Unreal city. Peeping from behind the stained curtains of the horse-drawn carriage clip-clopping through the streets, Saba almost forgot to breathe she was so excited. There were shops bursting with silks and clothes and shoes, dark passages like the mouths of tombs hung with handbags and pots, piles of mouth-watering oranges and peaches. On the narrow pavements, khaki-clad soldiers jostled for room alongside women holding children, a man on a donkey with huge candelabra on his back.
At the crossroads, a policeman stopped them as a red Studebaker car passed, narrowly avoiding a camel airily depositing a load of dung.

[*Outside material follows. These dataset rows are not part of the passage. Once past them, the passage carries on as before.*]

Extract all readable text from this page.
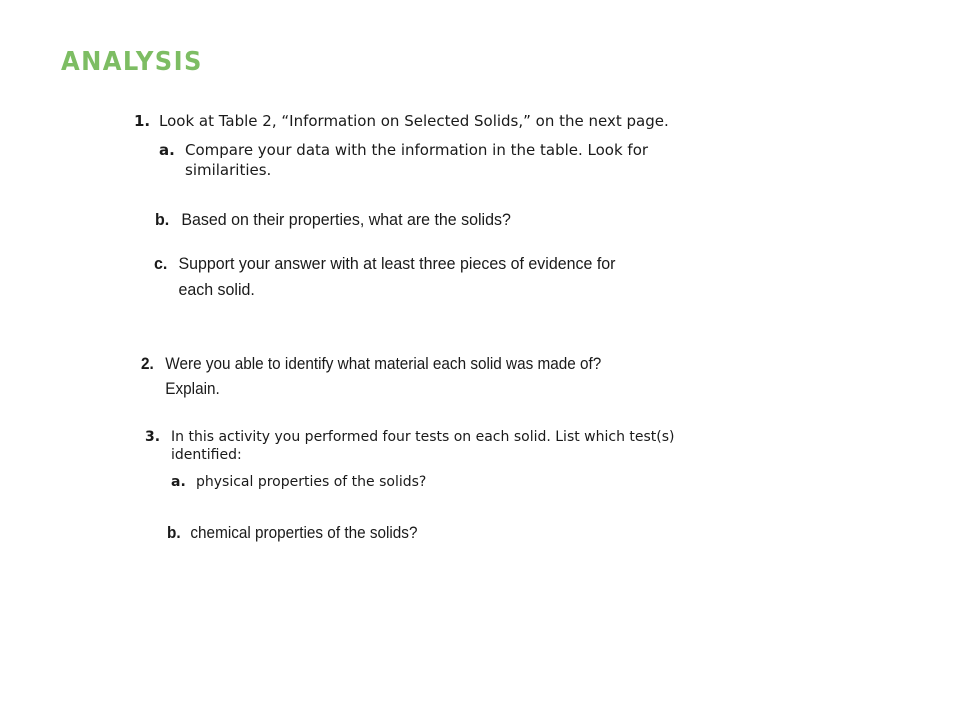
ANALYSIS
1. Look at Table 2, “Information on Selected Solids,” on the next page.
a. Compare your data with the information in the table. Look for
similarities.
b. Based on their properties, what are the solids?
c. Support your answer with at least three pieces of evidence for
each solid.
2. Were you able to identify what material each solid was made of?
Explain.
3. In this activity you performed four tests on each solid. List which test(s)
identified:
a. physical properties of the solids?
b. chemical properties of the solids?
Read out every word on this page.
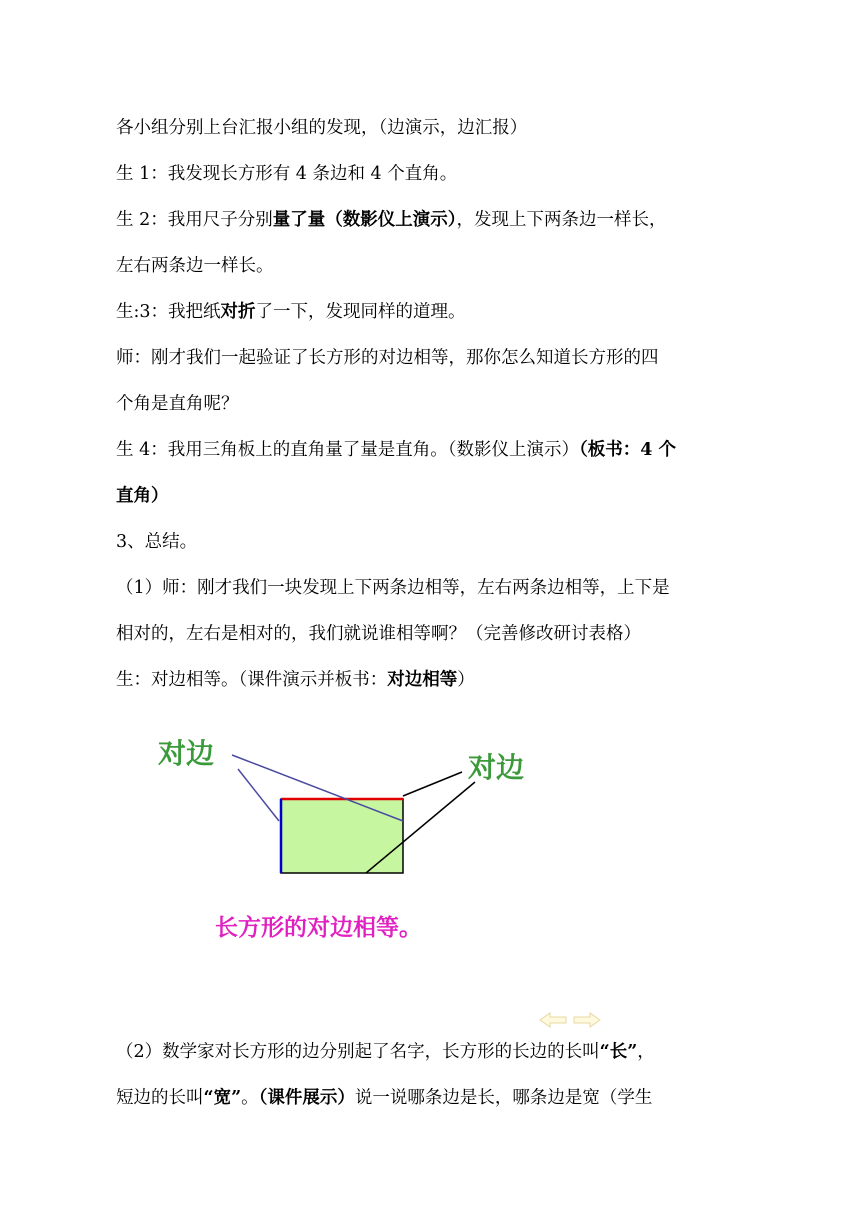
各小组分别上台汇报小组的发现，（边演示，边汇报）
生 1：我发现长方形有 4 条边和 4 个直角。
生 2：我用尺子分别量了量（数影仪上演示），发现上下两条边一样长，
左右两条边一样长。
生:3：我把纸对折了一下，发现同样的道理。
师：刚才我们一起验证了长方形的对边相等，那你怎么知道长方形的四
个角是直角呢？
生 4：我用三角板上的直角量了量是直角。（数影仪上演示）（板书：4 个
直角）
3、总结。
（1）师：刚才我们一块发现上下两条边相等，左右两条边相等，上下是
相对的，左右是相对的，我们就说谁相等啊？（完善修改研讨表格）
生：对边相等。（课件演示并板书：对边相等）
对边	对边
长方形的对边相等。
（2）数学家对长方形的边分别起了名字，长方形的长边的长叫“长”，
短边的长叫“宽”。（课件展示）说一说哪条边是长，哪条边是宽（学生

When they slowed down outside a restaurant called Ali Baba’s, Arleta informed them that this was where the troops drank. ‘Other ranks, you know,’ she said in a posh voice.
A couple of soldiers who seemed to have been drinking all afternoon appeared from the restaurant and did mock staggers at the sight of them. The little one whistled at them like a bird and waggled his hips.
‘Oh honestly!’ Janine shrank behind the soiled canvas of their gharry, her face almost comically prissy. ‘If it’s going to be like this, I’d just as soon go home.’
‘Where are you going, darl?’ the tall soldier asked Saba in an Aussie accent. He had a long scar on his face and a hungry expression.
‘We’re performing artistes.’ Arleta’s hair was dazzling in the sunlight. ‘You’ll have to come to our concerts to find out.’